Re: FTP Get Directory Tree Only
by randyk (Parson) on Aug 15, 2006 at 02:25 UTC
    If you have access to the server, or know someone who does, one solution would be to generate a ls-lR.gz file, listing all the files below the desired root, and then grab and parse this file. For this, File::Listing would be handy.
      If that's an acceptable solution, then you might also try the command:
      find . -type d
      which will give you a list of directories in a more convenient form, e.g.:
      . ./.cpan ./.cpan/build ./.cpan/build/Authen-SASL-2.10 ./.cpan/build/Authen-SASL-2.10/blib ./.cpan/build/Authen-SASL-2.10/blib/arch ./.cpan/build/Authen-SASL-2.10/blib/arch/auto ./.cpan/build/Authen-SASL-2.10/blib/arch/auto/Authen ./.cpan/build/Authen-SASL-2.10/blib/arch/auto/Authen/SASL ./.cpan/build/Authen-SASL-2.10/blib/lib ./.cpan/build/Authen-SASL-2.10/blib/lib/Authen ./.cpan/build/Authen-SASL-2.10/blib/lib/Authen/SASL ./.cpan/build/Authen-SASL-2.10/blib/lib/Authen/SASL/Perl ./.cpan/build/Authen-SASL-2.10/blib/lib/auto ./.cpan/build/Authen-SASL-2.10/blib/lib/auto/Authen ./.cpan/build/Authen-SASL-2.10/blib/lib/auto/Authen/SASL . . . etcetera . . .
      --roboticus
      Thanks for that. Great idea.


      ($_='kkvvttuu bbooppuuiiffss qqffssmm iibbddllffss')
      =~y~b-v~a-z~s; print
Re: FTP Get Directory Tree Only
by Cody Pendant (Prior) on Aug 15, 2006 at 02:55 UTC
    I have arrived at a solution, unfortunately a rather hacky one.
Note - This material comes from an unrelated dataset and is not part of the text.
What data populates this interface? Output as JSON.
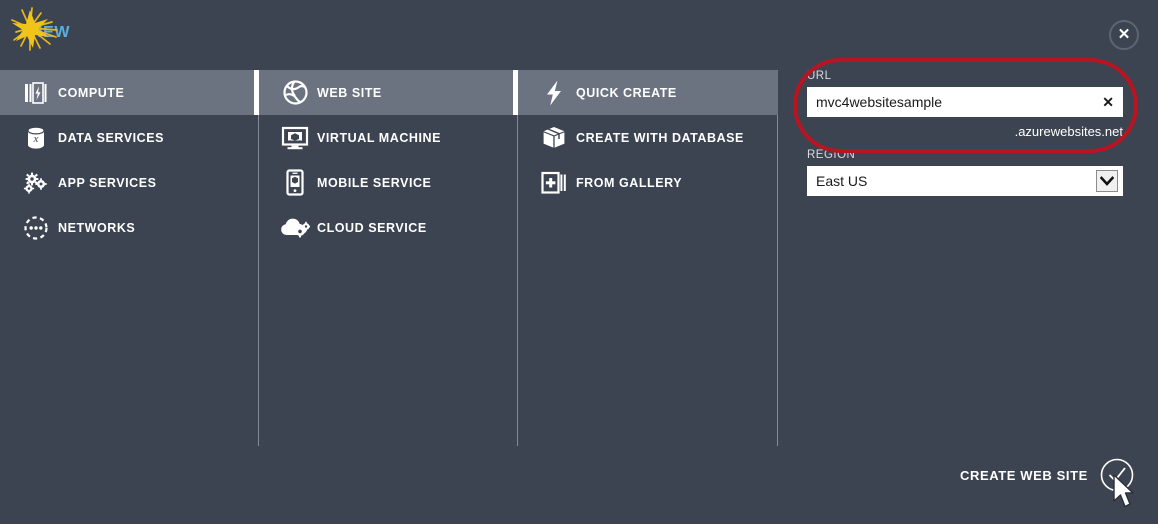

    I used wget with a long long list of "rejected" files:

    wget -R htm,txt,inc,ram,css,asx,jpg,gif,html,doc,xml,pdf,mp3,log,rtf,[etc] -r -nH --level=0 --force-directories ftp://<username>:<password>@<server>/<path>/
    (the actual code was all on one line )

    and then I used File::Find locally to go through and remove any files which accidentally made it through.

    Of course any more interesting perl solutions would still be welcome. This could happen again...



    ($_='kkvvttuu bbooppuuiiffss qqffssmm iibbddllffss')
    =~y~b-v~a-z~s; print
      Two other ideas:
      1) I haven't tried it, but while reviewing the man page for wget, I noticed the option --delete-after. Perhaps it would leave the directory structure behind after getting and deleting the local files.
      2) A while ago, i wrote a program using Net::FTP to get hierarchical collections of files. I just chopped it up to give you a starting point:
      #!/usr/bin/perl -w #============================================================== # GetDirHierarcy.pl #============================================================== use strict; use warnings; use Net::FTP; my $host = 'your.ftp.server'; my $uid = 'user_id'; my $pwd = 'pa$$word'; my $ftph = Net::FTP->new($host) or die "Can't connect to $host"; $ftph->login($uid,$pwd) or die "Can't login"; &GetFiles("."); $ftph->quit; sub GetFiles { my $pref = shift; # NOTE: Assumes UNIX ls format! #my @DirList = grep {/^d/} $ftph->ls; my @DirList = $ftph->dir; for my $DirEnt (@DirList) { next if $DirEnt !~ /^d/; my $DirName = (split / +/, $DirEnt, 9)[8]; my $newpref = $pref . '/' . $DirName; print "mkdir $newpref;\n"; $ftph->cwd($DirName); GetFiles($newpref); $ftph->cwd(".."); } }
      Running this against an FTP server I have access to gives:
      $ ./GetDirStruct.pl mkdir ./Files; mkdir ./Files/Bar; mkdir ./Files/Bar/Baz; mkdir ./Files/Foo; mkdir ./Inquiry; mkdir ./NpcIN; mkdir ./Processing; mkdir ./Security; mkdir ./Sysmenu;
      Just edit the print statement to actually make it create the directory hierarchy.
      NOTE: You may encounter an oddball FTP server that uses a different format for the DIR command. (I don't think that the results of the DIR command are in the FTP standard.) So you may have to edit the directory-name parsing portion of the code for your server. (I ran into this problem on an IBM mainframe FTP server.)
      --roboticus
Re: FTP Get Directory Tree Only
by aajello (Initiate) on Aug 15, 2006 at 16:14 UTC
    how about "xcopy /T /E" /E: Copies directories and subdirectories, including empty ones. /T: Creates directory structure, but does not copy files.
Re: FTP Get Directory Tree Only
by ftumsh (Scribe) on Aug 17, 2006 at 12:17 UTC
    If it's a one off... find -type d gets all the directories. Zip that up, transfer the zip file, unzip it.